Labyrinths: Visual Symbols in Natural Vistas, a Tool for Transformation
By Serena Sage
Labyrinths are a metaphor for life. Their appearance belies their use. It is only when we look beyond appearances that the complexity of their meaning, use and purpose can be fullly realized.
Labyrinths are shaped either circular, like a flattened spiral, square or octagonal. They are most often found in natural vistas yet some are on objects and in or on church floors. The rational linear mind tends to pull us into believing that what we see is all there is. Or that what the eye sees must be analyzed by the mind to find the real meaning. Labyrinths, however, are created in such a way as to invite the viewer to be a participant in an experience that is visual and more.
The center or core of a labyrinth acts as a vortex of energy which to some represents the sacred, the inner self, the oneness, the soul, the infinite, the mystery, the unity of one with all, the eternal and wholeness.
The outer layers or circles to some represent the external world, the earth, the personality, the ego, or physical/mental/emotional aspects of the self.
As a tool for transformation, the labyrinth can help us to connect these parts of ourselves, unifying them into wholeness. The labyrinth can move us through the outer layers of ourselves into inner peace, a sacred space.
Labyrinths have a unicursal path, one entrance, no blocks to moving inward to a center and one exit. The form is as familiar as molecules, atoms, cells, the sun, moon and earth. The most frequent circular designs are either three-seven-or eleven rings. .. Research around the globe has sited labyrinths in open fields in Israel, and inside and outside churches in France and Italy.
The earliest wall labyrinth is believed to be at
St. Lucca Cathedral in Italy dating from the ninth century.
A rock carving at Luzzanas in Sardinia, dating from 2500-2000 B.C.E. is the Cretan labyrinth or classical seven-circuit labyrinth.
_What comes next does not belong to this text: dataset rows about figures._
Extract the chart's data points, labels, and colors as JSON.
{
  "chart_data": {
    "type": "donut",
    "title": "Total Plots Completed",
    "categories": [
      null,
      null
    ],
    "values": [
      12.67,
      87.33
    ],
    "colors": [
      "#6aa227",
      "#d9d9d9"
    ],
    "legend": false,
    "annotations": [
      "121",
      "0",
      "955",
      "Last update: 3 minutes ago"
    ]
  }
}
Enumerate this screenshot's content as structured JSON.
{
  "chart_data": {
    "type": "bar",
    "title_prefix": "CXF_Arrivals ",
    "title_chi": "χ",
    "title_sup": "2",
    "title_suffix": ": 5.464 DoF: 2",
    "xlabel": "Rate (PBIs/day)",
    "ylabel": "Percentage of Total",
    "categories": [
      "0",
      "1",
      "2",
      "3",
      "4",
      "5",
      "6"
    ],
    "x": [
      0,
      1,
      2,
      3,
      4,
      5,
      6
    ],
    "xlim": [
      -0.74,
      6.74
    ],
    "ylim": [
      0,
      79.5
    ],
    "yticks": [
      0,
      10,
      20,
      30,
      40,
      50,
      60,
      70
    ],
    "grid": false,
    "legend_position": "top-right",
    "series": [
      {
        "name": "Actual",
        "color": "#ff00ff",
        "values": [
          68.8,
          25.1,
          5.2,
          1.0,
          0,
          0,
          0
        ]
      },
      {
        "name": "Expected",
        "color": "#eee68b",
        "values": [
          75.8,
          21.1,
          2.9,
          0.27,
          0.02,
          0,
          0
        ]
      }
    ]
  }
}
The 7-circuit labyrinth, in existence at least 4,000 years is a pattern found carved on stones and ancient coins in Northern Europe and Scandinavia and on basketry among the Native American Hopi, Tohono, Otam and Pima tribes.
The oldest known church labyrinth dates from 328 A.D. in an Algerian church, the Basilica of Reparatus in El-Asnam. The Middle Ages brought forth the Chartres pattern, with eleven circuits, 6 petals in the center and lunations, cusps and foils, around the perimeter, still visible in the Cathedral of Notre Dame built in 1201 in Chartres, France.
Labyrinths are made of many materials. Outdoors, some paths are outlined in stone, while others are carved into stone. Early Roman labyrinths were made of mosaic tile. There are Turf labyrinths found throughout England, Scandinavia and Germany made from mounds of earth covered with grass.
Walking the labyrinth is a journey outside linear time. The process of walking the connected rings involves the walker in an experience beyond the visual one to one beyond the five senses. Immersed outside linear time, the walker can feel the unity and wholeness of self, as if self can be felt in a single moment across time.
For a world becoming increasingly aware of the sacred and the spiritual, the invisible personal connection with the Divine, the labyrinth can be a spiritual tool for transformation. The energy of the form draws the walker into a place where we can let go of the thinking mind which tends to attach to the past, particularly its pains and unforgiveness, and release into the intuitive and imaginative.
Dr. Lauren Artress who has revived the labyrinth as a contemporary tool for transformation, believes it, it serves as an entry way to the unseen world where we can find, once again, the invisible connection with the great -grandmother.
The thread is that which connects the one with the whole, the spider with the web, the thinking rational linear mind with the larger intuitive invisible consiousness.
We believe our senses tell us all there is. Yet, beyond what we know of ourselves and our world, lies what we don't know. Through the labyrinth, we can connect to the shadow aspect of ourselves, parts we do not know that sometimes shapes and motivates us. In our willingness to go into the shadow and be aware of what is there, we bring this aspect to light. The labyrinth journey is a symbol for this inner exploration and transformation.
According to Artress, a pschotherapist and priest, the individually disowned shadow is the engine behind collective racial hatred, homophobia and religious wars. As we know the shadow self, we develop a knowing between the light and the shadow, the personal the universal. We see our fears clearly and begin to sense where we are being unloving of our ourselves and others. This awareness re-focuses our attention to the center of ourselves rather than misplacing it externally to other people or other things. The labyrinth as a metaphor connects the individual to the universal, the center to the whole. As we are able and willing to see this of ourselves we can then see this for the whole of life.
As we see ourselves walking with others on the path of the labyrinth we may realize we are all on the path together, the path of life, and know through the experience our joining instead of our separation so we may create a workable civilization for the 21st century.